General information
- Type: Powered parachute
- National origin: France
- Manufacturer: Wrobel
- Designer: Gerard Wrobel
- Status: Production completed

= Wrobel Vroby 2 =

French powered parachute

The Wrobel Vroby 2 is a French powered parachute that was designed by Gerard Wrobel and produced by Wrobel of Beynes, Alpes-de-Haute-Provence. Now out of production, when it was available the aircraft was supplied as a complete ready-to-fly-aircraft.

==Design and development==
The Vroby 2 was designed to comply with the Fédération Aéronautique Internationale microlight category, including the category's maximum gross weight of 450 kg. The aircraft has a maximum gross weight of 250 kg. It features a 38 m2 parachute-style wing, two-seats-in-tandem accommodation in an open-frame structure, tricycle landing gear and a single cylinder 26 hp Zanzottera MZ 34 engine in pusher configuration.

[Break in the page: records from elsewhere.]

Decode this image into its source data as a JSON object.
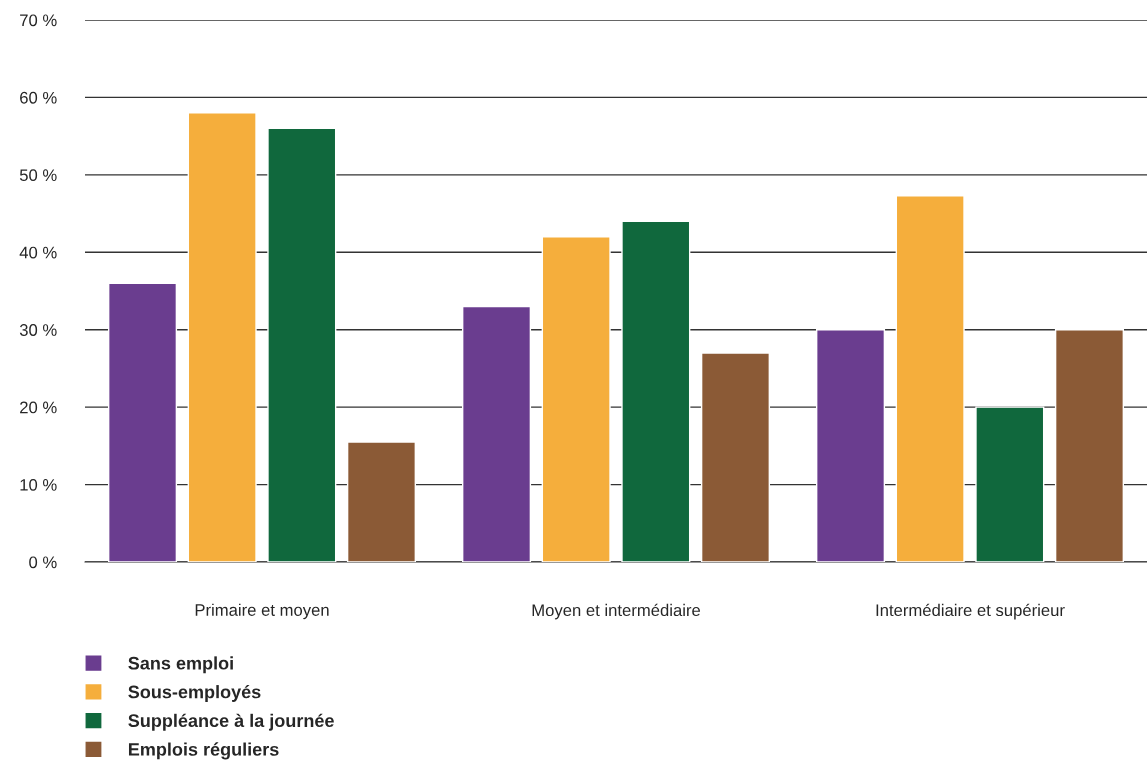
{
  "chart_data": {
    "type": "bar",
    "categories": [
      "Primaire et moyen",
      "Moyen et intermédiaire",
      "Intermédiaire et supérieur"
    ],
    "series": [
      {
        "name": "Sans emploi",
        "color": "#6a3d8f",
        "values": [
          36,
          33,
          30
        ]
      },
      {
        "name": "Sous-employés",
        "color": "#f5ae3c",
        "values": [
          58,
          42,
          47.3
        ]
      },
      {
        "name": "Suppléance à la journée",
        "color": "#10683d",
        "values": [
          56,
          44,
          20
        ]
      },
      {
        "name": "Emplois réguliers",
        "color": "#8b5a36",
        "values": [
          15.5,
          27,
          30
        ]
      }
    ],
    "ylim": [
      0,
      70
    ],
    "yticks": [
      {
        "value": 0,
        "label": "0 %"
      },
      {
        "value": 10,
        "label": "10 %"
      },
      {
        "value": 20,
        "label": "20 %"
      },
      {
        "value": 30,
        "label": "30 %"
      },
      {
        "value": 40,
        "label": "40 %"
      },
      {
        "value": 50,
        "label": "50 %"
      },
      {
        "value": 60,
        "label": "60 %"
      },
      {
        "value": 70,
        "label": "70 %"
      }
    ],
    "grid": "y",
    "legend": "bottom left"
  }
}
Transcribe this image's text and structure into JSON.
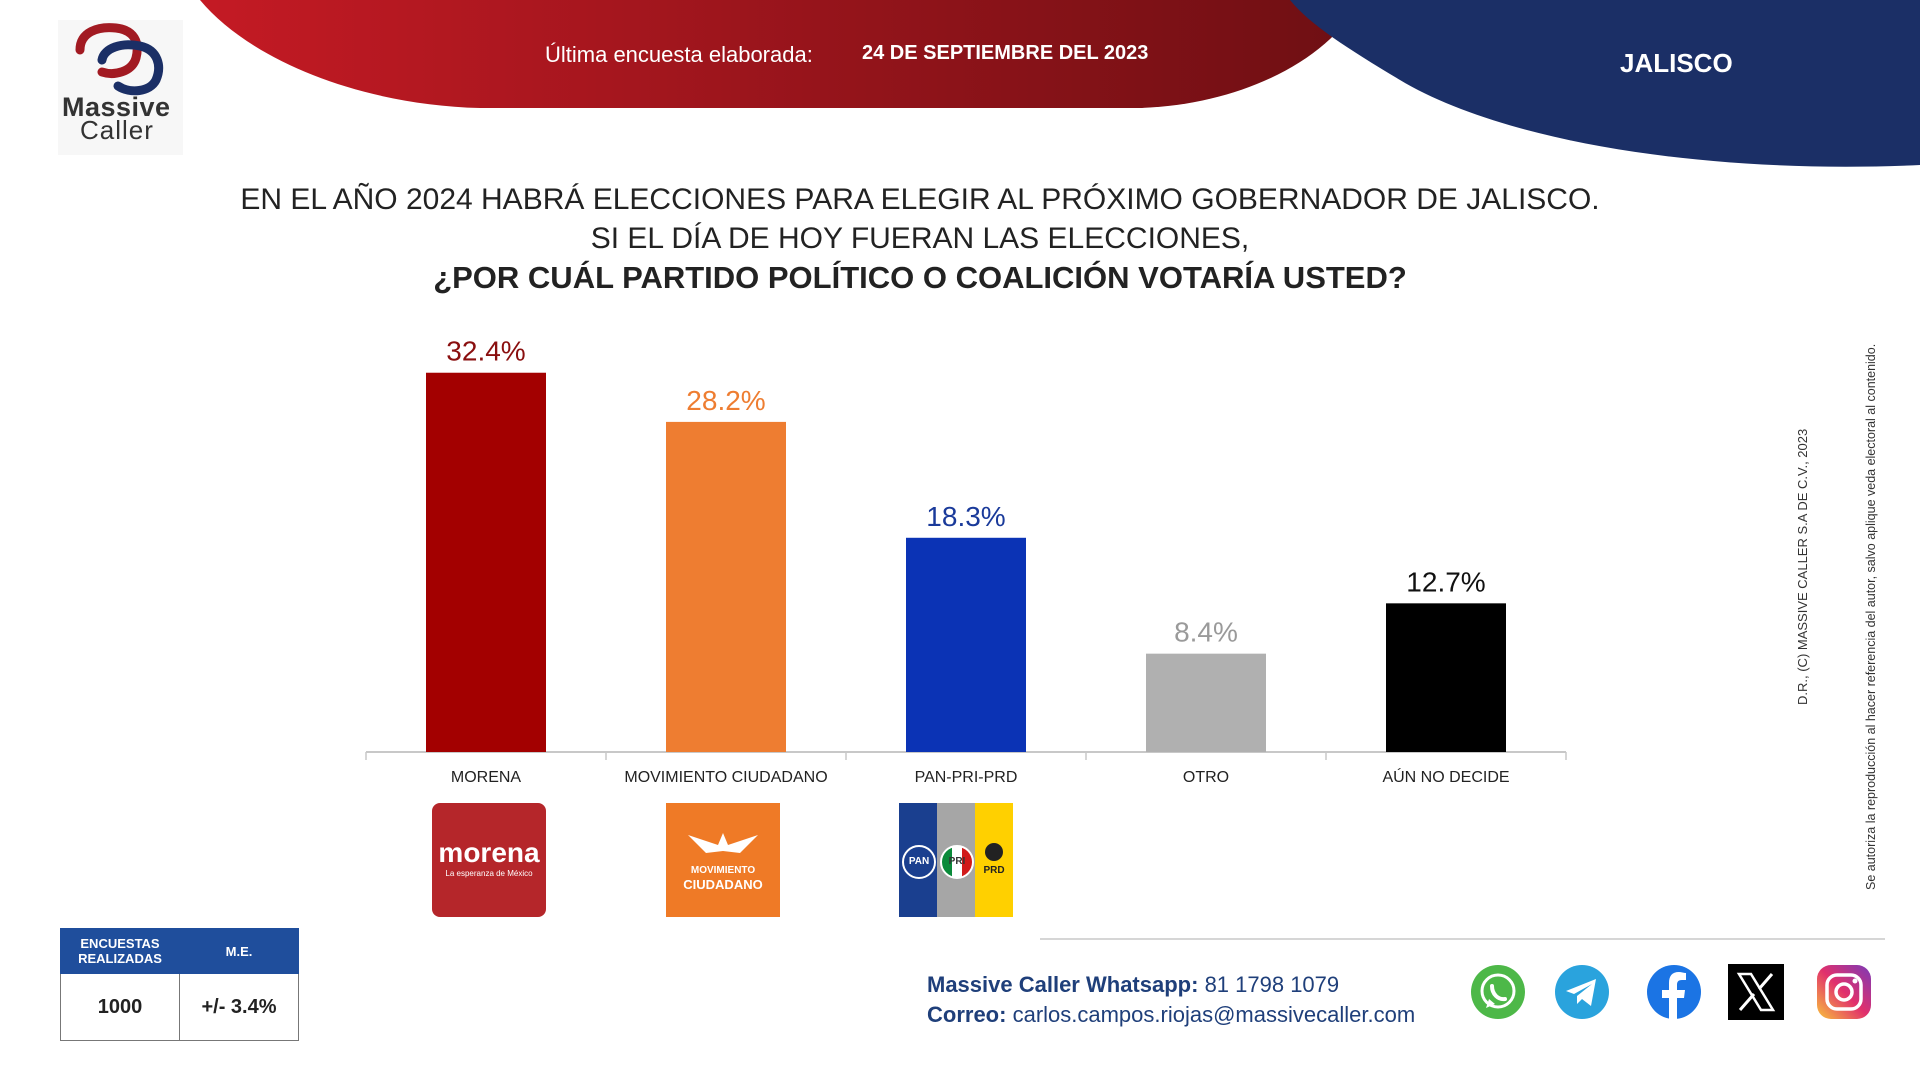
{
  "header": {
    "logo_line1": "Massive",
    "logo_line2": "Caller",
    "survey_label": "Última encuesta elaborada:",
    "survey_date": "24 DE SEPTIEMBRE DEL 2023",
    "state": "JALISCO"
  },
  "question": {
    "line1": "EN EL AÑO 2024 HABRÁ ELECCIONES PARA ELEGIR AL PRÓXIMO GOBERNADOR DE JALISCO.",
    "line2": "SI EL DÍA DE HOY FUERAN LAS ELECCIONES,",
    "line3": "¿POR CUÁL PARTIDO POLÍTICO O COALICIÓN VOTARÍA USTED?"
  },
  "chart_data": {
    "type": "bar",
    "categories": [
      "MORENA",
      "MOVIMIENTO CIUDADANO",
      "PAN-PRI-PRD",
      "OTRO",
      "AÚN NO DECIDE"
    ],
    "values": [
      32.4,
      28.2,
      18.3,
      8.4,
      12.7
    ],
    "value_labels": [
      "32.4%",
      "28.2%",
      "18.3%",
      "8.4%",
      "12.7%"
    ],
    "colors": [
      "#a30000",
      "#ee7d31",
      "#0b33b5",
      "#b0b0b0",
      "#000000"
    ],
    "label_colors": [
      "#8a0f0f",
      "#ee7d31",
      "#1a3a9a",
      "#9a9a9a",
      "#111111"
    ],
    "ylim": [
      0,
      34
    ],
    "grid": false
  },
  "party_logos": {
    "morena": {
      "name": "morena",
      "tagline": "La esperanza de México"
    },
    "mc": {
      "line1": "MOVIMIENTO",
      "line2": "CIUDADANO"
    },
    "coalition": {
      "pan": "PAN",
      "pri": "PRI",
      "prd": "PRD"
    }
  },
  "copyright": {
    "line1": "D.R., (C) MASSIVE CALLER S.A DE C.V., 2023",
    "line2": "Se autoriza la reproducción al hacer referencia del autor, salvo aplique veda electoral al contenido."
  },
  "stats": {
    "col1_header_line1": "ENCUESTAS",
    "col1_header_line2": "REALIZADAS",
    "col2_header": "M.E.",
    "surveys": "1000",
    "margin": "+/- 3.4%"
  },
  "contact": {
    "whatsapp_label": "Massive Caller Whatsapp:",
    "whatsapp_number": "81 1798 1079",
    "email_label": "Correo:",
    "email": "carlos.campos.riojas@massivecaller.com"
  },
  "social_icons": [
    "whatsapp-icon",
    "telegram-icon",
    "facebook-icon",
    "x-icon",
    "instagram-icon"
  ]
}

The aircraft carriage is built from 4130 steel tubing. In flight steering is accomplished via handles that actuate the canopy brakes, creating roll and yaw. On the ground the aircraft has lever-controlled nosewheel steering. The main landing gear incorporates triangulated spring rod suspension.

The aircraft has an empty weight of 58 kg and a gross weight of 250 kg, giving a useful load of 192 kg. With full fuel of 12 L the payload for crew and baggage is 183 kg.

Reviewer Jean-Pierre le Camus, writing in 2003, described the design as "carefully constructed".